アルバム1曲目はElegantなJazz Waltz“Beritwalz”。Gallianoの流れ出すようなAccordionの音色に思わずウットリ。Catherineの官能的でEmotionalなギター・ソロも絶品のMinor Swig。
感傷的な旋律が奏でられる“Des Voiliers”。TangoのRhythmからギターだけになりAccordionがDuetを奏でるなど変幻自在の展開が素晴らしい。それにしてもギターとAccordionだけになって、これだけ詩情に満ち、感情に訴えかける音楽を奏でられると、もう何も言葉が出ない。グッときてしまう場面が何度も出てくる。とにかく、燃え上がるようなCatherineのギター・ソロも素晴らしい。

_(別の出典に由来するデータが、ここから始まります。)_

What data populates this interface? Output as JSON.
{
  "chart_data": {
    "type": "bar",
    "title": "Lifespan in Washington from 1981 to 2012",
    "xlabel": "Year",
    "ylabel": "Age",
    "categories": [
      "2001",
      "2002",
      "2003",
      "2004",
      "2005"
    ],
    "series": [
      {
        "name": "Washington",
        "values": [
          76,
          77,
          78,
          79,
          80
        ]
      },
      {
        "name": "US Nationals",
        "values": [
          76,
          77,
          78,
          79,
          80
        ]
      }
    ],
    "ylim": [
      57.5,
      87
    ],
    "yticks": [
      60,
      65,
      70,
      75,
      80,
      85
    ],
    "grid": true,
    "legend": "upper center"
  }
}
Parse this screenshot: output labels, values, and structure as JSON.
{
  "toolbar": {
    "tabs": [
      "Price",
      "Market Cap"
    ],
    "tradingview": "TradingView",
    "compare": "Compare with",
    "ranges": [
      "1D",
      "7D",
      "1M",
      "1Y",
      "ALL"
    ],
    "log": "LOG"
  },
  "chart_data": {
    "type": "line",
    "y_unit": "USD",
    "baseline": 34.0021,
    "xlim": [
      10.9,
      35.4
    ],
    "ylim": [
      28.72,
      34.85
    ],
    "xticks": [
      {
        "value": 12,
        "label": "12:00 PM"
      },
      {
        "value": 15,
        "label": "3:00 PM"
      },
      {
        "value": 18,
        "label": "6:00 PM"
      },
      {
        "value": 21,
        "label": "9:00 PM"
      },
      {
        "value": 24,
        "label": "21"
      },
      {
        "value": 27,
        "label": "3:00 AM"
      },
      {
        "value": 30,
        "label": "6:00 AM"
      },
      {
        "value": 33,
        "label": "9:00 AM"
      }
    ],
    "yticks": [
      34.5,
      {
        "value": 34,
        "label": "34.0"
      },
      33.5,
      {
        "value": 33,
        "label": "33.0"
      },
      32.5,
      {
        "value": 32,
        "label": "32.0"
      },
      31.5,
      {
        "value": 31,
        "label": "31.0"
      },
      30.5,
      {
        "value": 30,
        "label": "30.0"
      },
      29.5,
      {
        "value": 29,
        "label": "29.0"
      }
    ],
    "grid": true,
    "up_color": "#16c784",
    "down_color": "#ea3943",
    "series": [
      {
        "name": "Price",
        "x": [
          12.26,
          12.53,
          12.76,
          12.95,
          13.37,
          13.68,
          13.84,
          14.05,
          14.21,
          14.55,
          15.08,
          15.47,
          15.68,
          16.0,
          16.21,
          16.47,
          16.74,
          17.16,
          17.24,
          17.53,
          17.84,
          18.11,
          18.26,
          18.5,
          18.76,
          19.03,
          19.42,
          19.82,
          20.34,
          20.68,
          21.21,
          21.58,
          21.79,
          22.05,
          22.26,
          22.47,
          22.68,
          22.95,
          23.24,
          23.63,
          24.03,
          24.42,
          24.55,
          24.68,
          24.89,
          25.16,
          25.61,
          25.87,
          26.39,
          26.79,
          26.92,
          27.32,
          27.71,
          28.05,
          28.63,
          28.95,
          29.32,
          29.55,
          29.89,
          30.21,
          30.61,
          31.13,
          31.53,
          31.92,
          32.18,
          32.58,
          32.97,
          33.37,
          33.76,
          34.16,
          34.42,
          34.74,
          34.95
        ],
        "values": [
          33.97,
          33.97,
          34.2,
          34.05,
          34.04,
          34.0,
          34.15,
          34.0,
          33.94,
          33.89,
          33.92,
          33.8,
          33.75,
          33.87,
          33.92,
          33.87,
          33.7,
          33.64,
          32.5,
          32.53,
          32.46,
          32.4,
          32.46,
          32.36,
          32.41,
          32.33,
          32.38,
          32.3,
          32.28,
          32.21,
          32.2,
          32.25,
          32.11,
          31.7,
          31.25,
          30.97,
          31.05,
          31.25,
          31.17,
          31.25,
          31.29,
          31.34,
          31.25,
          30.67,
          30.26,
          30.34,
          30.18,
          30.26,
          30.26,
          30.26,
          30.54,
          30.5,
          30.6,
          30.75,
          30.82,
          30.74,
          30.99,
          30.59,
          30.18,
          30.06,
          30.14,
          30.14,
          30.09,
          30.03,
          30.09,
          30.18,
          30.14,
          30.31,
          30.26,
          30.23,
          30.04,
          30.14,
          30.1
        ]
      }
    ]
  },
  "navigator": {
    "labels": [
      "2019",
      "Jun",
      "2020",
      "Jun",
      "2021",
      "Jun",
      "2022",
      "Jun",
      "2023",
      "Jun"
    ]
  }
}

Parisんも下町にひっそりと響くような寂しげなメロディがたまらない“Le Clown Perdue”。悲しみを湛えたようなCherineのギターも良し。
“La Valse A Margaux”もWaltzのRhythmにのってGallianoの流麗な指さばきのAccordionが淀みなく旋律を紡ぎ出す。Catheroneのギター・ソロ、そしてPierre Michelotのベース・ソロ、Gallianoのソロへと続くあたりは何とも切なく胸をかきむしられるようである。
Eddy Louiss作の“Dum Dum Dum”。欧州的な翳りとBluesyな香りも漂うこういう曲でのGallianoが弾く抜群の表現力を持ったAccordionがまたイイ感じ。勿論お得意のフレーズも飛び出すCatherineのソロも最高。
”Giselle”は何となく郷愁を誘うような雰囲気を持った旋律が良い。ここでも動と静のContrastを見事につけるRhythm隊が地味ながらイイ仕事をしている。
“Corail”はアルバムの中ではチョッと雰囲気の変わったExoticな香りも漂うナンバー。
“Les Oiseaux”はGallianoの独奏で始まり疾走感に満ちたJazz Rockに展開するアルバムでも最も興奮してしまう大好きな曲。Romanoのドラム・ソロも有るが、なぜか尻切れトンボ。
“Laura Et Astor”は物哀しい旋律を持った小曲。
アルバム最後をシメるのはAstor Piazzollaの“Oblivion”。泣けますなあ。